We were able to appreciate that even when the client made wrong choices, it helped her learn more about herself, course correct and learn how to make new, different choices. The evidence that she had been learning from her bad choices was that when she owned and claimed her anger, she was able to walk away from her abusive boyfriend. This was the clue we found – that if she uses her anger effectively and  creatively, she can find ways to overcome her struggles.

In order to deepen her wisdom I asked her how different she thought her walk would be now from her “victim walk” if she were to own the anger and respect her needs? 

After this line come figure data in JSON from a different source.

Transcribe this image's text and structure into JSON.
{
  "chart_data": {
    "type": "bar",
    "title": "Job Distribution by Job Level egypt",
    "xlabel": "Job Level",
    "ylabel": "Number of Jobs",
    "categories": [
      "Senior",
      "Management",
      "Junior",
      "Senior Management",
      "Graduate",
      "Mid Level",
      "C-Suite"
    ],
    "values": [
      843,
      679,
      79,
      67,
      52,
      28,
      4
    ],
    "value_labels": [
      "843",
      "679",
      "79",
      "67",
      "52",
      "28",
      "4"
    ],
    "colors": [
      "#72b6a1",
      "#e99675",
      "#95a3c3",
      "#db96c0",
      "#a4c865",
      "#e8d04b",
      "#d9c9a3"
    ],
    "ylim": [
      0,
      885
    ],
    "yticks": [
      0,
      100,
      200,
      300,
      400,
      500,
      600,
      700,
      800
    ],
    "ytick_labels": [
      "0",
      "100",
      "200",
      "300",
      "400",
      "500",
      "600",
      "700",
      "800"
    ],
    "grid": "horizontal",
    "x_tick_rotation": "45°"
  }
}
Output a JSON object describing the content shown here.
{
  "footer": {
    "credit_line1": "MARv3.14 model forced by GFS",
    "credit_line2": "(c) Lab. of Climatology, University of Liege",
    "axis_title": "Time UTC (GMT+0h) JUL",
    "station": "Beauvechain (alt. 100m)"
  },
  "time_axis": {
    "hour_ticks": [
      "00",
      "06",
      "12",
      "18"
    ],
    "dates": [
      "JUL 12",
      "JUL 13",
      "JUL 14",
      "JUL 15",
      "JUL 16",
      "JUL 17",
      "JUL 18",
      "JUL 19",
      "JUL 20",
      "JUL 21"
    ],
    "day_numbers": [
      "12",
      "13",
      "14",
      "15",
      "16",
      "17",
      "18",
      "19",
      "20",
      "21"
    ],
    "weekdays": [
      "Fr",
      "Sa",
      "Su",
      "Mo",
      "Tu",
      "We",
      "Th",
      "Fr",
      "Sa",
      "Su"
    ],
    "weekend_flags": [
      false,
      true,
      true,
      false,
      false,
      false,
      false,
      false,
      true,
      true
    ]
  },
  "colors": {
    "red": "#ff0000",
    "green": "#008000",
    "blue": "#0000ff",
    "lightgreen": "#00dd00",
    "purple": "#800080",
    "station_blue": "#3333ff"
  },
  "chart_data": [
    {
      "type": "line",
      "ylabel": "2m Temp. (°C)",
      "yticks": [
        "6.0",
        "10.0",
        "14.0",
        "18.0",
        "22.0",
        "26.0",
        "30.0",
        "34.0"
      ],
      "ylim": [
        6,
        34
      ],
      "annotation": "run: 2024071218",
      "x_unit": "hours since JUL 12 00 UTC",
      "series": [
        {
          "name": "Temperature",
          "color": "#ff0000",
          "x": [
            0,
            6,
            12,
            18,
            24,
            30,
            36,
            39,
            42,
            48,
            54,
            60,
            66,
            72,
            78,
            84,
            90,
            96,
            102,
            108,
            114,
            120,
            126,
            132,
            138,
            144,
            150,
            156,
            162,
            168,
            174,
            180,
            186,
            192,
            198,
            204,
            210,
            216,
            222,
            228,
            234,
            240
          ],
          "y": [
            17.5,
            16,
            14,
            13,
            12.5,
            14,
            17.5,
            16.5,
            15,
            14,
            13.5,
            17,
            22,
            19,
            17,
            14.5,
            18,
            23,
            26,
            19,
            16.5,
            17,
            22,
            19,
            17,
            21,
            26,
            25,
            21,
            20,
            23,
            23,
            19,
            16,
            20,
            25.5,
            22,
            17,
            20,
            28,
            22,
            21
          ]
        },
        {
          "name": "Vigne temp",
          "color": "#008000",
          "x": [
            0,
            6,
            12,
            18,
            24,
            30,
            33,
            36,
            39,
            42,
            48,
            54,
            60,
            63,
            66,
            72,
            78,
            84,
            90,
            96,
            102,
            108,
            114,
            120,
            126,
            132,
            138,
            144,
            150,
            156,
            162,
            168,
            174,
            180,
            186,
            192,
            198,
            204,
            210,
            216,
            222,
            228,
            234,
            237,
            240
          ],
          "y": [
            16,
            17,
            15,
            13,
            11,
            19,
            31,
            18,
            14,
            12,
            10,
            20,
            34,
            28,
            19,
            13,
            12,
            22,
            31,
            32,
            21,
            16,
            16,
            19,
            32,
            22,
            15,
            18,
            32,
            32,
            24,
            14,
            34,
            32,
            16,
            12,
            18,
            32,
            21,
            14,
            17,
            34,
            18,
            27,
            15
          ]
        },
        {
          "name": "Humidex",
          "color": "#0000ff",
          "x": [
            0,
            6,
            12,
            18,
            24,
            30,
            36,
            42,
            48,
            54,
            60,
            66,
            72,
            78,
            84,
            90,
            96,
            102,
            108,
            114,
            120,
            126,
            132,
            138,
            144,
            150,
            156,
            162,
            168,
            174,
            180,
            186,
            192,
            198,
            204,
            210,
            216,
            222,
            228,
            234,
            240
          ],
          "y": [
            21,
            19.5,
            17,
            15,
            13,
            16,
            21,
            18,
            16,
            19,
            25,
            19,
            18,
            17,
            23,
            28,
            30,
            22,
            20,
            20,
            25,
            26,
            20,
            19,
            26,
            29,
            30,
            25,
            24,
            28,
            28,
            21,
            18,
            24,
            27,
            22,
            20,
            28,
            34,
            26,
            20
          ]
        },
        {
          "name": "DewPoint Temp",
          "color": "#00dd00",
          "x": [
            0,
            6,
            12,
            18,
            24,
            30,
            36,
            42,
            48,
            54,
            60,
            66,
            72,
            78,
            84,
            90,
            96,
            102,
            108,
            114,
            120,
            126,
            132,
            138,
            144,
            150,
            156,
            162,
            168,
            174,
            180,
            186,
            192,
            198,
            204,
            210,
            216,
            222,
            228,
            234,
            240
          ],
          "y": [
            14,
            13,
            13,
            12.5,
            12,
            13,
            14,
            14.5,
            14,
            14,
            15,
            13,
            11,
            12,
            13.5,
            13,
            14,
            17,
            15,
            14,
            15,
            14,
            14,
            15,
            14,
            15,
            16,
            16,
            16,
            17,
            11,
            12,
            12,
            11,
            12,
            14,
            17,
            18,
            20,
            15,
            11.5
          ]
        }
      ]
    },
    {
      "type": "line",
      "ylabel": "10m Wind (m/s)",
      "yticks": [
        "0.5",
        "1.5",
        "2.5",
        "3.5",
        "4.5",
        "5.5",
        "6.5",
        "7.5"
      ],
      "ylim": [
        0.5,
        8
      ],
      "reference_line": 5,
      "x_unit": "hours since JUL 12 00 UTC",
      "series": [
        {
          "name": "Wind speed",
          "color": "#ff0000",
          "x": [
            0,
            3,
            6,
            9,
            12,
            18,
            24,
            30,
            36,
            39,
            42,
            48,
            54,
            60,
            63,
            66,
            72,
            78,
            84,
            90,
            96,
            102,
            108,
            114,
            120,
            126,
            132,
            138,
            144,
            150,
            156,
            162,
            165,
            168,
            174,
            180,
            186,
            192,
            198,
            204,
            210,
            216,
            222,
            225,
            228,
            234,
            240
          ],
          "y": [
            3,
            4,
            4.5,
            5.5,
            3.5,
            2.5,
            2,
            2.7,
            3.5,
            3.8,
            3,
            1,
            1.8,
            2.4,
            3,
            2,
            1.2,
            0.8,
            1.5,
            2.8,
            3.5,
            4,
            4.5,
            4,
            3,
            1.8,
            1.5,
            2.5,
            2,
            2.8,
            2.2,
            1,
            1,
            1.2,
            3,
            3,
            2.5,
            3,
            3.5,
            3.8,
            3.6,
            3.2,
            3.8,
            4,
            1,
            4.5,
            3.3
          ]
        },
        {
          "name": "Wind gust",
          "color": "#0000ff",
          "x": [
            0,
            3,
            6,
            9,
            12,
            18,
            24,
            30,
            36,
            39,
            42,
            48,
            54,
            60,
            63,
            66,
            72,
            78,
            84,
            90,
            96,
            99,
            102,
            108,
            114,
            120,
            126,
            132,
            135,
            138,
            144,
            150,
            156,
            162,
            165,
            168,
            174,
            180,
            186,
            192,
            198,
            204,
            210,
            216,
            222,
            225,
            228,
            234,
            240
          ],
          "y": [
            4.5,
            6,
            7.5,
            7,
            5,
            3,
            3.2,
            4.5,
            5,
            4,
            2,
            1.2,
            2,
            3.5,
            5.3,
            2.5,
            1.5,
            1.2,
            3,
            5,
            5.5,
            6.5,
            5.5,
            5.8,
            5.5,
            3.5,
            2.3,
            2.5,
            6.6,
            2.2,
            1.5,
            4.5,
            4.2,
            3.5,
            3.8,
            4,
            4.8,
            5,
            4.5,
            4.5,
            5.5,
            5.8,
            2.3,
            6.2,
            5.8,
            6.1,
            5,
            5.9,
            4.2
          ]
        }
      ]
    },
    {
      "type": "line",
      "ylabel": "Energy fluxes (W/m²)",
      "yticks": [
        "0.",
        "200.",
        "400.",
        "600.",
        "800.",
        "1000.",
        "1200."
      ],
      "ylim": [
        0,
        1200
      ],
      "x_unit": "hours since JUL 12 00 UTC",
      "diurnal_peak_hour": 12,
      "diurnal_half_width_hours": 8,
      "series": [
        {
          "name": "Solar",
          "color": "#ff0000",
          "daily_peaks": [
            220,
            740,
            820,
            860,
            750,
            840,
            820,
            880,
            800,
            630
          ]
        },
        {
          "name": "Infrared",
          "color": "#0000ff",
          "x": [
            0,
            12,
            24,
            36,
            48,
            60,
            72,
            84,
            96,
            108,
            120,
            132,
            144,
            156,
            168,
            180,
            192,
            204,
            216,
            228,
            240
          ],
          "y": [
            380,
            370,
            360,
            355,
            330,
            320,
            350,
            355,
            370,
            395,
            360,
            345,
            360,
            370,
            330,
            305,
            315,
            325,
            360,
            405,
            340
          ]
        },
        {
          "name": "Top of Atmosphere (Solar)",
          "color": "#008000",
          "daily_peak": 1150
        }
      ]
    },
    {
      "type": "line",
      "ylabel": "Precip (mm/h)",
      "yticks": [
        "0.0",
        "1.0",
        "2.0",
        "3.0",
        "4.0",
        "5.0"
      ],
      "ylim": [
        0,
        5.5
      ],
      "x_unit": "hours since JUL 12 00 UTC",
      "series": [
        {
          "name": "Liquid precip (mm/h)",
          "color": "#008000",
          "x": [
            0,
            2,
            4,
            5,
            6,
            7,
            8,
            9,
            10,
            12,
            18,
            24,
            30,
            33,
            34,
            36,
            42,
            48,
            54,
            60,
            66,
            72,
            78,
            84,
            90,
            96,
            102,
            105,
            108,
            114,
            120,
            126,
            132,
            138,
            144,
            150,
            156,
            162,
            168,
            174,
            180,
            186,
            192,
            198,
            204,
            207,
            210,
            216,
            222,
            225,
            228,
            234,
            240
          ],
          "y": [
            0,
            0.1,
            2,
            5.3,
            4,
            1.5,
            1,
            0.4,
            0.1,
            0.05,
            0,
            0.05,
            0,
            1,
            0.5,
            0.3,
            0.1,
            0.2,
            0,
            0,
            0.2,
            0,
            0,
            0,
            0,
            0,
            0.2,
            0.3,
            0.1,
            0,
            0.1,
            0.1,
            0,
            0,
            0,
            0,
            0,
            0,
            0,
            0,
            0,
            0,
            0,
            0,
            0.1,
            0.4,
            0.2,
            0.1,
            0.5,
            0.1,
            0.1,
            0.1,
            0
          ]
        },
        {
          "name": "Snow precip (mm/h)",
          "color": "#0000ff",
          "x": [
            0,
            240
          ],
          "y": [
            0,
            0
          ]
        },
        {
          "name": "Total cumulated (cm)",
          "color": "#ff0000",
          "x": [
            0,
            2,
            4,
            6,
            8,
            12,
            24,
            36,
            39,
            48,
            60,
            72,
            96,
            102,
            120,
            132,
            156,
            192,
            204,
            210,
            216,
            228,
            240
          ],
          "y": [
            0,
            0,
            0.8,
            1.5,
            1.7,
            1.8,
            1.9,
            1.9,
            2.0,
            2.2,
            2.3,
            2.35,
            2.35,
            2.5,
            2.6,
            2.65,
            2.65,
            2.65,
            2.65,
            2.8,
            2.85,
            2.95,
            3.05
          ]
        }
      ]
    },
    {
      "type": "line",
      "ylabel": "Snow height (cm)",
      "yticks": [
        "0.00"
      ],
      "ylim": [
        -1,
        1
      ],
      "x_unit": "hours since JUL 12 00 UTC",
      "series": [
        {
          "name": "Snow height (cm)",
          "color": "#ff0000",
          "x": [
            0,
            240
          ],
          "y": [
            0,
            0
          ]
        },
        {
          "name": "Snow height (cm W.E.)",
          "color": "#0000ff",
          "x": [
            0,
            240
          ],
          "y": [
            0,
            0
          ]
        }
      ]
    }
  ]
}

The client demonstrated the walk –

She walked with her head up with shoulders out and open and she said, “my life, my choice and I take responsibility and own my decisions.” After she walked this way a few times with exuberance, she said she did not feel like a victim anymore. “My life, my choice” was an expression of freedom for her to hold on to in her path towards growth.

Dear readers, when you are caught in this kind of suffering, notice your physiology and body posture. What does it say about you? .. About your suffering?